Kubernetes Cluster Configuration
This guide provides an overview of my Kubernetes cluster architecture and configuration management approach using GitOps with ArgoCD.
Architecture Overview
My infrastructure follows a strict GitOps approach with the following principles:
- Base configurations containing common settings and defaults
- Environment-specific overlays for customized deployments
- Progressive deployment through ArgoCD sync waves
- Resource graduation across environments when applicable
Network Architecture
My modern networking stack is built on:
-
Cilium (see https://github.com/cilium/cilium/releases)
- CNI for network connectivity
- Service mesh capabilities
- Network policies
- Cluster mesh (future capability)
-
Gateway API
- Modern ingress management
- Enhanced traffic routing capabilities
Gateway Classes and Structure
Gateway Classes:
external: # Internet-facing services
- HTTP/HTTPS routes
- Load balancing
- External DNS integration
internal: # Cluster-local services
- Internal DNS resolution
- Service mesh integration
- Cross-namespace communication
tls-passthrough: # Direct TLS termination
- Secure services
- Certificate management via cert-manager
Node Management
Safe Node Drainage and Reboot
To safely reboot a node, follow these steps:
- Cordon the node to prevent new workloads:
kubectl cordon node-name
- Drain workloads (ignore DaemonSets, handle ephemeral storage):
kubectl drain node-name --ignore-daemonsets --delete-emptydir-data
- Reboot using talosctl (replace IP with your node's IP):
talosctl reboot --nodes 10.25.150.21
- Uncordon the node after it's back online:
kubectl uncordon node-name
Node Maintenance Best Practices
- Always drain nodes before maintenance
- Verify pod rescheduling before proceeding
- Monitor node health after maintenance
- Ensure cluster has capacity for workload redistribution
- Consider impact on stateful applications
Pod Disruption Budgets
PodDisruptionBudgets (PDBs) keep critical pods running during a voluntary
node drain.
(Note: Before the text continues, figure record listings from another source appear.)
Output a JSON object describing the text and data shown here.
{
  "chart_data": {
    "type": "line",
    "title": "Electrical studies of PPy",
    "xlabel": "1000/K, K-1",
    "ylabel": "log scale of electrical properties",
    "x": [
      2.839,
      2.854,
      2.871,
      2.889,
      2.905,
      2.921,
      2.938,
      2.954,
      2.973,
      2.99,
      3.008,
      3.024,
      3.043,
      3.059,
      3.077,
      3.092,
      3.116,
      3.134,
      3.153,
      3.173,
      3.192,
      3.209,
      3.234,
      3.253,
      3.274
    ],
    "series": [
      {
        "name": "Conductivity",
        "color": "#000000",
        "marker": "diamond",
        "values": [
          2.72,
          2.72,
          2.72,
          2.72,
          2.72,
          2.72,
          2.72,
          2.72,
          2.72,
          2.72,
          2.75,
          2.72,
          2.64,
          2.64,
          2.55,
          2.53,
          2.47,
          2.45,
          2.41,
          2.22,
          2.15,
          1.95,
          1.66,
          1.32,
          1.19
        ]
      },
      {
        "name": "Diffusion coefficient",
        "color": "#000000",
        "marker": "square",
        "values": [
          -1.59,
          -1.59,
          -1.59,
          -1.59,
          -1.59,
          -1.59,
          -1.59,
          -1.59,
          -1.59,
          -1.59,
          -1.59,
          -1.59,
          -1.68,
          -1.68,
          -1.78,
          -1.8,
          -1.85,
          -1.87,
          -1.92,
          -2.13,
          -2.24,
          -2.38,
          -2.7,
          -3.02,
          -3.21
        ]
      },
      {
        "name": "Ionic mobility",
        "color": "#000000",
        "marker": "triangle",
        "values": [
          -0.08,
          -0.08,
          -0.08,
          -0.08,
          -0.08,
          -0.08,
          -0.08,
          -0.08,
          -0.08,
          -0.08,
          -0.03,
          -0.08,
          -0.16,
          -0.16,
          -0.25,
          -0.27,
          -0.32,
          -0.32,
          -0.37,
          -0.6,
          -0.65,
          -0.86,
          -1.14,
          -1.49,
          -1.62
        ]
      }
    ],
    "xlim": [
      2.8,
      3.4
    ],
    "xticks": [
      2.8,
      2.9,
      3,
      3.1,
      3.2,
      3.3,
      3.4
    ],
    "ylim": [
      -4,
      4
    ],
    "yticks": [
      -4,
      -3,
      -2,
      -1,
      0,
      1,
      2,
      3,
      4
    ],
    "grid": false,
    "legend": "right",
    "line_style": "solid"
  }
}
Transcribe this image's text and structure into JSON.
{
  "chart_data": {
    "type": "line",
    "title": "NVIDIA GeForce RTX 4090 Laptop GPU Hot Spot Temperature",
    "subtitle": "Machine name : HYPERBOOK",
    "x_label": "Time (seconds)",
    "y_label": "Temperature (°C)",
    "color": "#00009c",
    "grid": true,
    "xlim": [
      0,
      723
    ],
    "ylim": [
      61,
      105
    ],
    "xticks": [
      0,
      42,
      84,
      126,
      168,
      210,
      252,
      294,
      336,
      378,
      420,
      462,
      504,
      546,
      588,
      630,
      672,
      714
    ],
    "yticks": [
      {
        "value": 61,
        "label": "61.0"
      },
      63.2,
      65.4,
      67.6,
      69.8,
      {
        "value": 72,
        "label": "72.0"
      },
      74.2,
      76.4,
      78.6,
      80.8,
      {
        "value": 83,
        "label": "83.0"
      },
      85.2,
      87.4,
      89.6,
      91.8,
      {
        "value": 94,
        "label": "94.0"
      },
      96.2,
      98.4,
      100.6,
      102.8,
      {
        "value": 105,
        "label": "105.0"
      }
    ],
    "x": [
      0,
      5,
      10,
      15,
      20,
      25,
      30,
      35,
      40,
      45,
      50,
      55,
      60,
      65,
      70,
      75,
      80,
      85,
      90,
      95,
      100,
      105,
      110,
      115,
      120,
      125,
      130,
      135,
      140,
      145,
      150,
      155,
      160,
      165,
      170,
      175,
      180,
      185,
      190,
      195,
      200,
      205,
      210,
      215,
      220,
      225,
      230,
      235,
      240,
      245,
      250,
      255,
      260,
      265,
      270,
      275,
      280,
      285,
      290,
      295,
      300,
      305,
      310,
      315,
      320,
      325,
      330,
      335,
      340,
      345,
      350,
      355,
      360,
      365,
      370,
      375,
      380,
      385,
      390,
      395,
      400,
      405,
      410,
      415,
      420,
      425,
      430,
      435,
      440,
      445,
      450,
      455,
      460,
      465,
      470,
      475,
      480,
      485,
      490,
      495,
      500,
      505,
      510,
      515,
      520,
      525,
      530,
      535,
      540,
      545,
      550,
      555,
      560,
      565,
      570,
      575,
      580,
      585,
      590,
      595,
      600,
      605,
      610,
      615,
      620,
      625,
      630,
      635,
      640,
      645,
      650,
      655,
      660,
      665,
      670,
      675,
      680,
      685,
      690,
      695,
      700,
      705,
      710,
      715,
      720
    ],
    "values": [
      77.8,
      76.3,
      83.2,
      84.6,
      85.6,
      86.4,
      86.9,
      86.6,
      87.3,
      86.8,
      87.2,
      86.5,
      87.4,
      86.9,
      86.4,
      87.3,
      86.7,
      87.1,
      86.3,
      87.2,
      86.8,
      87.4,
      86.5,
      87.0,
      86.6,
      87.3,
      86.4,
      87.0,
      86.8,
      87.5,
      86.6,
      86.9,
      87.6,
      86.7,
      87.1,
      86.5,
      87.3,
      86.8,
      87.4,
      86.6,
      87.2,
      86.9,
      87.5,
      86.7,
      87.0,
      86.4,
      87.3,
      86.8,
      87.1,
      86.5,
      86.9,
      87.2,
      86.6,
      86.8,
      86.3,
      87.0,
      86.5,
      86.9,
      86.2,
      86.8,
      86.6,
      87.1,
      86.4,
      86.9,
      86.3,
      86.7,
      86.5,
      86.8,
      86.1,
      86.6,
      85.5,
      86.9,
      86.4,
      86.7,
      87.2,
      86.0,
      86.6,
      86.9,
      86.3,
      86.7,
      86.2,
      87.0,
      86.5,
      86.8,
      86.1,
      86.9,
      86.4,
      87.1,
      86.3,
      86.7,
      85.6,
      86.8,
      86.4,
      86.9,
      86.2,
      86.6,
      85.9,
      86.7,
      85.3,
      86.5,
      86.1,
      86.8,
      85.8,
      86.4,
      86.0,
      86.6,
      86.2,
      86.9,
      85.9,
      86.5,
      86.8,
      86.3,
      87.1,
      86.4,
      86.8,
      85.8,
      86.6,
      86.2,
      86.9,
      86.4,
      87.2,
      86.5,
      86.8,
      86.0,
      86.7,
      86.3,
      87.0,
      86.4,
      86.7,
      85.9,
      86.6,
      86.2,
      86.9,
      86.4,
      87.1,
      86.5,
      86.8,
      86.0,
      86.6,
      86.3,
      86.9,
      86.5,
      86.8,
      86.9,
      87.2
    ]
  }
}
Most of my applications run a single replica, so each namespace
defines a simple PDB with maxUnavailable: 0
. When you drain a node hosting
one of these pods, the operation waits until another replica is available or the
PDB is removed. This prevents accidental outages during routine maintenance.
Multi-replica services like CoreDNS and the monitoring stack also
have PDBs defined to ensure at least one instance stays online during upgrades.
Argo CD runs in high availability mode, and the Helm chart automatically
creates PDBs for each component. The Cloudflare tunnel doesn't use a PDB; its
DaemonSet rolls out pods one at a time with maxUnavailable: 1
.